Stalin then vented a contempt and conviction which have stayed with him, and have done much to shape the modern Red Army. He had no use for the man who was merely a professional militarist; for Stalin, officers and men had to be citizens of the revolution as well. When the Red cause seemed all but lost in south Russia, Stalin wrote to Lenin: "The fact is that our experts are not only psychologically incapable of ruthlessly combatting the counterrevolution, but likewise, being staff workers who know only how to make field sketches and draft plans for realignment, are absolutely indifferent to actual operations, and in general regard themselves as outsiders, as guests."
Timoshenko took care to be no guest at the Red table.
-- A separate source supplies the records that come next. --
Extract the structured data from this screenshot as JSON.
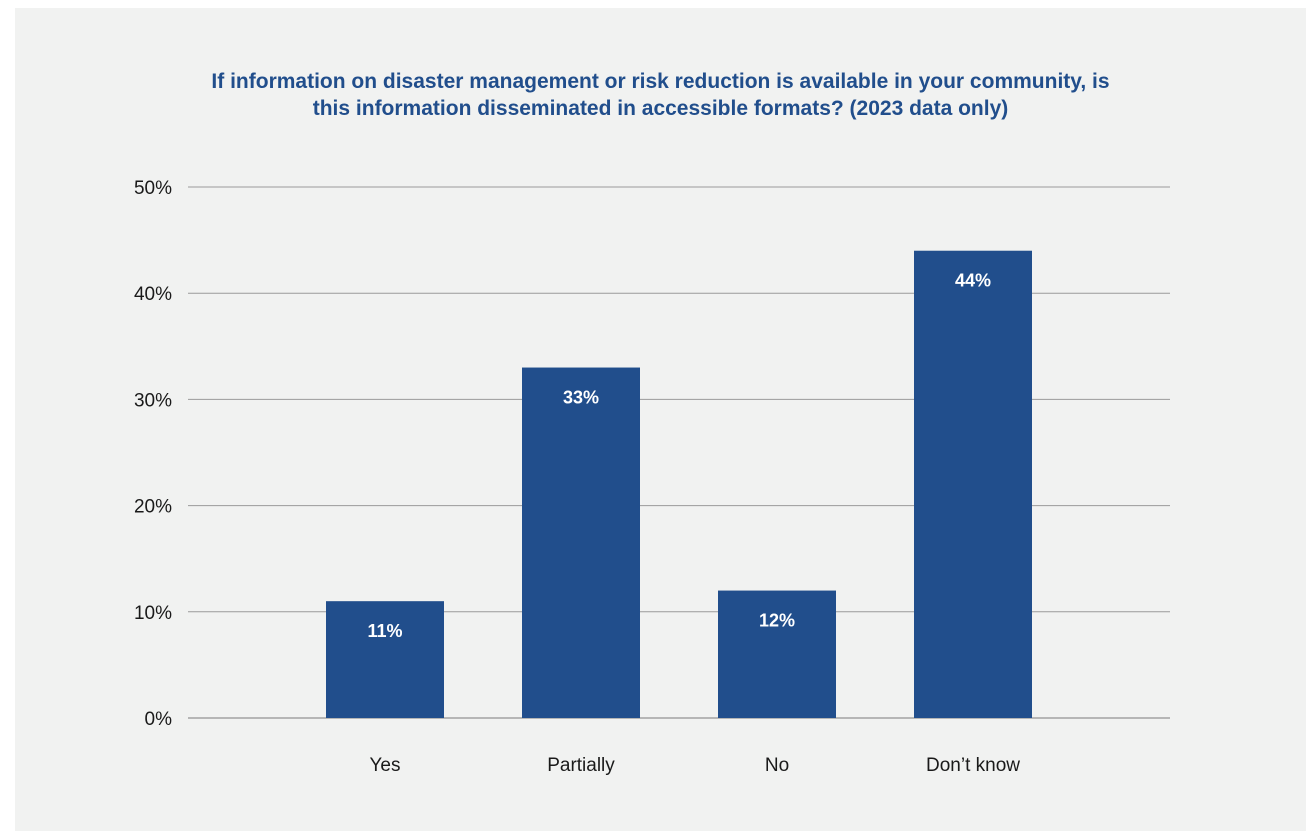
{
  "chart_data": {
    "type": "bar",
    "title_lines": [
      "If information on disaster management or risk reduction is available in your community, is",
      "this information disseminated in accessible formats? (2023 data only)"
    ],
    "categories": [
      "Yes",
      "Partially",
      "No",
      "Don’t know"
    ],
    "values": [
      11,
      33,
      12,
      44
    ],
    "value_labels": [
      "11%",
      "33%",
      "12%",
      "44%"
    ],
    "ylim": [
      0,
      50
    ],
    "yticks": [
      0,
      10,
      20,
      30,
      40,
      50
    ],
    "ytick_labels": [
      "0%",
      "10%",
      "20%",
      "30%",
      "40%",
      "50%"
    ],
    "xlabel": "",
    "ylabel": "",
    "grid": true,
    "legend": "none",
    "bar_color": "#214e8c",
    "title_color": "#214e8c",
    "background_color": "#f1f2f1"
  }
}
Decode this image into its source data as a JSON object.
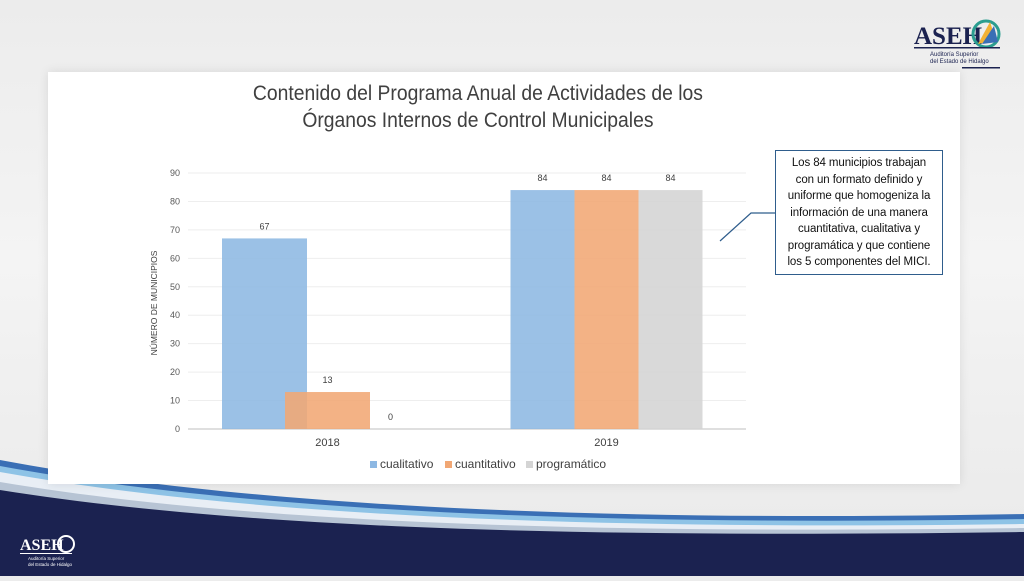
{
  "slide": {
    "title_line1": "Contenido del Programa Anual de Actividades de los",
    "title_line2": "Órganos Internos de Control Municipales",
    "callout_text": "Los 84 municipios trabajan con un formato definido y uniforme que homogeniza la información de una manera cuantitativa, cualitativa y programática y que contiene los 5 componentes del MICI."
  },
  "logo": {
    "name": "ASEH",
    "subtitle_line1": "Auditoría Superior",
    "subtitle_line2": "del Estado de Hidalgo"
  },
  "colors": {
    "cualitativo": "#8db8e3",
    "cuantitativo": "#f1a774",
    "programatico": "#d4d4d4",
    "footer_navy": "#1b2250",
    "accent_blue": "#2f5d8c"
  },
  "chart_data": {
    "type": "bar",
    "title": "Contenido del Programa Anual de Actividades de los Órganos Internos de Control Municipales",
    "categories": [
      "2018",
      "2019"
    ],
    "series": [
      {
        "name": "cualitativo",
        "values": [
          67,
          84
        ],
        "labels": [
          "67",
          "84"
        ]
      },
      {
        "name": "cuantitativo",
        "values": [
          13,
          84
        ],
        "labels": [
          "13",
          "84"
        ]
      },
      {
        "name": "programático",
        "values": [
          0,
          84
        ],
        "labels": [
          "0",
          "84"
        ]
      }
    ],
    "xlabel": "",
    "ylabel": "NÚMERO DE MUNICIPIOS",
    "ylim": [
      0,
      90
    ],
    "yticks": [
      "0",
      "10",
      "20",
      "30",
      "40",
      "50",
      "60",
      "70",
      "80",
      "90"
    ],
    "grid": true,
    "legend": "bottom"
  }
}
He conformed to the pattern of almost all the great careers in the Red Army: he was successively a local, regional and national official of the Party; the while he attended Red Army schools, commanded Red troops in the field. His associates, superiors and teachers were often the generals whom Stalin purged, with the active or passive consent of Timoshenko and the others who survived and rose in the aftermath. The western world has never made up its mind about the purges. It may be that, as Moscow said, traitors to the U.S.S.R. dominated the Red Army, that the first battles of the war with Hitler were won by Stalin's firing squads. At any rate, the Red Army which emerged from the bloodbath must win or lose the last ones. So far, it has lost all but the ones which counted most.
"On Us Alone." Semion Timoshenko came out of the Finnish war with the Order of Lenin, the cherished title of Hero of the Soviet Union, a Marshalship and credit for smashing the Mannerheim Line. Actually he had to share the credit with two others: Marshal Boris Shaposhnikov, then & now Stalin's Chief of Staff (TIME, Feb. 16), and Marshal Grigory Kulik, an artillery expert who has lately dropped out of sight.